Start low and titrate every 5–10 minutes against blood pressure, heart rate, and (where available) cardiac-output or perfusion markers. Most patients responding to dobutamine will do so at 5–10 µg/kg/min.

Administration

Continuous IV infusion, the short half-life makes intermittent dosing impractical. A central line is preferred for sustained infusions but peripheral administration is acceptable when central access is not available.

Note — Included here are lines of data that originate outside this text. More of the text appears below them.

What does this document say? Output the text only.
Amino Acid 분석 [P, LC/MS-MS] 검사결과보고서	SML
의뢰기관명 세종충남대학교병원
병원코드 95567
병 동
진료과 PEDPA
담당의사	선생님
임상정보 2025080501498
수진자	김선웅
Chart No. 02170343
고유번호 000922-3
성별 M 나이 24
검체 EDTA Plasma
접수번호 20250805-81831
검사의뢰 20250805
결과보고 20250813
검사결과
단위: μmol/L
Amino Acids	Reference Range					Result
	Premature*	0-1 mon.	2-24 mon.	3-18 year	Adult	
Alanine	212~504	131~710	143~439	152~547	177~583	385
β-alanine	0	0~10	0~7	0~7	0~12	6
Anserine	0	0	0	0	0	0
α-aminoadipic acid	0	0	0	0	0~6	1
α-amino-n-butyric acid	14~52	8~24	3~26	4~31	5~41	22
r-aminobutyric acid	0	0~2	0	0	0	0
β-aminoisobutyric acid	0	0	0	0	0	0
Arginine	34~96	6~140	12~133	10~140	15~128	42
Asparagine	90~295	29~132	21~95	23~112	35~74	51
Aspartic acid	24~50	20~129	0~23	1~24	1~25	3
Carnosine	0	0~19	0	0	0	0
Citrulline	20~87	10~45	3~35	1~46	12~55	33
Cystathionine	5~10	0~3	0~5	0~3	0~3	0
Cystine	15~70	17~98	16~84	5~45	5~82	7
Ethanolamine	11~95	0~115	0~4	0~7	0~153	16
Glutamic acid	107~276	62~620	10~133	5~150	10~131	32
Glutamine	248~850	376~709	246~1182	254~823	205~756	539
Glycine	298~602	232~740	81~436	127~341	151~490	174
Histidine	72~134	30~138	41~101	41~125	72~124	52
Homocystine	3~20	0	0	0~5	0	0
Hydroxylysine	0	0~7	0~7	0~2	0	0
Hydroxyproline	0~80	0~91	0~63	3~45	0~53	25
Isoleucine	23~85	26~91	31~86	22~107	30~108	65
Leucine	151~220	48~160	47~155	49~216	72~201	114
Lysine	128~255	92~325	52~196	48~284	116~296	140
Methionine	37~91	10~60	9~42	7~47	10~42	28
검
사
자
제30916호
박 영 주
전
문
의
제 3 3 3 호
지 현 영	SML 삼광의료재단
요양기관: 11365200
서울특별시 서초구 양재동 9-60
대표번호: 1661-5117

Dobutamine is incompatible with alkaline solutions (the molecule is acidic), so do not co-infuse with sodium bicarbonate or furosemide. It is generally compatible with 5% dextrose, 0.9% sodium chloride, and lactated Ringer’s. Discard if the solution turns pink, this indicates oxidation.

Drug interactions

• Beta-blockers blunt the inotropic and chronotropic effects of dobutamine, patients on beta-blockers may show diminished response.
• Halogenated inhalant anesthetics (isoflurane, sevoflurane) increase arrhythmia risk during dobutamine infusion, similar to the effect with epinephrine but less dramatic.
• Tricyclic antidepressants and MAO inhibitors can potentiate cardiovascular effects.

Adverse effects

• Tachycardia, the most common dose-limiting effect; rate often rises before blood pressure does
• Premature ventricular complexes and other ventricular arrhythmias, risk increases with dose, hypokalemia, hypomagnesemia, and concurrent inhalant anesthesia
• Hypotension at higher doses, paradoxically, usually β₂-mediated vasodilation overtaking α₁ effects in volume-depleted patients
• Seizures in cats at doses above 5 µg/kg/min (anecdotal, per Plumb’s)
• Tachyphylaxis with infusions running longer than 24–48 hours, receptor down-regulation reduces clinical effect

Monitoring

• Continuous ECG, arrhythmias are common and dose-related
• Continuous or frequent blood pressure
• Heart rate trend (a 20–30% rise often precedes any change in stroke volume or output)
• Where available: cardiac output, lactate, ScvO₂
• Urine output as a perfusion marker
• Serum potassium and magnesium, correct derangements before or during infusion to limit arrhythmia risk

Weaning

Wean by reducing the rate in 1–2 µg/kg/min increments every 15–30 minutes while watching blood pressure and heart rate. Patients who have been on dobutamine for >24 hours often tolerate weaning poorly because of receptor down-regulation, plan a slower taper in those cases, and consider transitioning to oral pimobendan in heart failure patients before stopping the infusion.

Sources

• Plumb’s Veterinary Drugs, dobutamine monograph (current edition).
• Hart S, Silverstein DC. Catecholamines. In: Silverstein DC, Hopper K, eds. Small Animal Critical Care Medicine. 3rd ed. Elsevier; 2023:855–859. Chapter 147; Table 147.1.